L'Albanie d'ombre et de lumière. « Il y a une jolie fleur non loin de Tiranie », le portrait d'une jeune femme contemporaine, battante et sublime.
Magistral, engagé, ce livre est un murmure, un bruit sourd qui tisse l'épopée d'une terre empreinte de tragédies. L'Albanie et les hommes règnent.
Le patriarcat comme le son d'un violon qui grince et fait vaciller.
La gloire et la force d'un style d'écriture qui fait saillir le vertige de l'émotion. 
« Recroquevillée sur elle-même, Zilia a repris connaissance. »
Constamment battue par Dardan, les coups pavloviens, la fulgurance de la haine. Dardan est machiavélique, rude et maltraitant. le corps de Zilia sous ses mains est une fleur écrasée du pied. Zilia flanche, s'affaisse et réagit au dernier soupir. Elle profite du seul et ultime moment, de sa survie. Elle va abattre avec une arme Dardan lorsqu'il dort, alcoolisé à outrance. Zilia va fuir. Rejoindre son jeune frère, lui avouer le meurtre.

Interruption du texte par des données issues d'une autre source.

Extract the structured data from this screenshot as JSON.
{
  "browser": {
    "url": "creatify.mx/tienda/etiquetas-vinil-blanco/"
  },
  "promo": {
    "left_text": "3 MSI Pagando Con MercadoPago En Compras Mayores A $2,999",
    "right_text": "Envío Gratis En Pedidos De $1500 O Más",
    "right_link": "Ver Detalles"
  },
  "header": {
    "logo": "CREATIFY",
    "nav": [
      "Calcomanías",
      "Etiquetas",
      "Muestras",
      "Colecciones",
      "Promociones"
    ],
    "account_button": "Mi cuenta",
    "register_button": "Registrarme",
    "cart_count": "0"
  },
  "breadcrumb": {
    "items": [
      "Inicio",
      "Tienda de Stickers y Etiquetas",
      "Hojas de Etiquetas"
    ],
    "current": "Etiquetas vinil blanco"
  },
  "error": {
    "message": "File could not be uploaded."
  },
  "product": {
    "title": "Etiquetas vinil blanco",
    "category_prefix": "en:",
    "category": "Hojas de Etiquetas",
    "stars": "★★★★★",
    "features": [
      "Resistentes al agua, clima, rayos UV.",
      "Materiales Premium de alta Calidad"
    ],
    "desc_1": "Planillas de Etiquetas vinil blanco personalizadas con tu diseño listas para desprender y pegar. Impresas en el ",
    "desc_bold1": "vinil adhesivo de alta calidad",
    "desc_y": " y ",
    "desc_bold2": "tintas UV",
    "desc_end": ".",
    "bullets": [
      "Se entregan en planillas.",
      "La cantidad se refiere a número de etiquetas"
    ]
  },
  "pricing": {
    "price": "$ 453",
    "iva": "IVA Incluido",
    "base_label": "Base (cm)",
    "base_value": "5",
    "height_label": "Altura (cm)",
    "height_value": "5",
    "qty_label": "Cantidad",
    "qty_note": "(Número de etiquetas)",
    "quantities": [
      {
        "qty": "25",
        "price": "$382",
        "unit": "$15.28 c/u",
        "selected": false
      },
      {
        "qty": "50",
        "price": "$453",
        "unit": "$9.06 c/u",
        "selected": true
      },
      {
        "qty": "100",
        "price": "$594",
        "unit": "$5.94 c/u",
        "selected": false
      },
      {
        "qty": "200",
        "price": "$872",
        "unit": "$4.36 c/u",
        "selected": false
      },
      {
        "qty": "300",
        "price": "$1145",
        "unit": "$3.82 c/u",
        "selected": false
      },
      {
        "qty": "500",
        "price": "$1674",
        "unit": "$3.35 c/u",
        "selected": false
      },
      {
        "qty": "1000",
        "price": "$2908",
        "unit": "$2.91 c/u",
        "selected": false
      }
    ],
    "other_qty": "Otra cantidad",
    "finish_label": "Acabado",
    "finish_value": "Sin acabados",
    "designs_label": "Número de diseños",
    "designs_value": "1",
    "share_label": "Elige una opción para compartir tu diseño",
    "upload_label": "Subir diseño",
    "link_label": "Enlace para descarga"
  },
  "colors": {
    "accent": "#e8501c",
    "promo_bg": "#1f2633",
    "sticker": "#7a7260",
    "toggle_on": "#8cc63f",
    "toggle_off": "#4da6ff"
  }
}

« Elle ôte ses lunettes offertes par Jon, relève son pull, et, découvrant son ventre, et ses flancs meurtris, elle laisse son frère face à ces premiers éléments de justification. Puis elle le fixe droit dans les yeux avant de poursuivre : - Je ne suis pas au tribunal, pas encore, en tout cas. Je suis venue ici parce que tu es mon petit frère et que je n'ai pas d'enfants. Je suis en fuite et je devais te prévenir. »
Le drame plane comme un vautour qui guette sa proie. Les dangers sont pandémiques. Hamza risque sa vie. Victime collatérale. le beau-père de Zilia et ses fils obéissent au Kanun. La vengeance aux abois, la loi de Talion, sang pour sang. L'Albanie est un long fleuve intranquille et sournois . Hamza est si jeune, à peine vingt ans, mais pressent que jamais, Zilia n'obtiendra la légitime défense et la rédemption par les siens.
Mature, éveillé, solidaire, il va aider Zilia. La famille de Dardan va mener une cabale Chercher Zilia, traquer le moindre indice. Sauver l'honneur de Dardan par un lynchage implacable. le pouvoir de la force contre le mental de Zilia. le linge sale lavé en famille. Les intestines filatures, les habitus ancestraux sont les faillites d'un peuple qui boit encore la tasse. le rite de la mort pour la tueuse d'un membre du clan, où la femme est le néant, effacée d'une généalogie moderne et juste.
Mais que vaut la justice en Albanie, lorsque le Kanun est une coutume glaçante. Un pacte avec le diable . le féminicide comme un abus de pouvoir.
Ce qui frappe dans ce récit, c'est la justesse des mots de Philippe Cuisset. Il rend le jeu fictionnel vivant et l'on est d'emblée dans le criant de l'authenticité. le regard qui perce la nuit d'une Albanie fragilisée par son idiosyncrasie de tumulte et d'inégalités envers la femme.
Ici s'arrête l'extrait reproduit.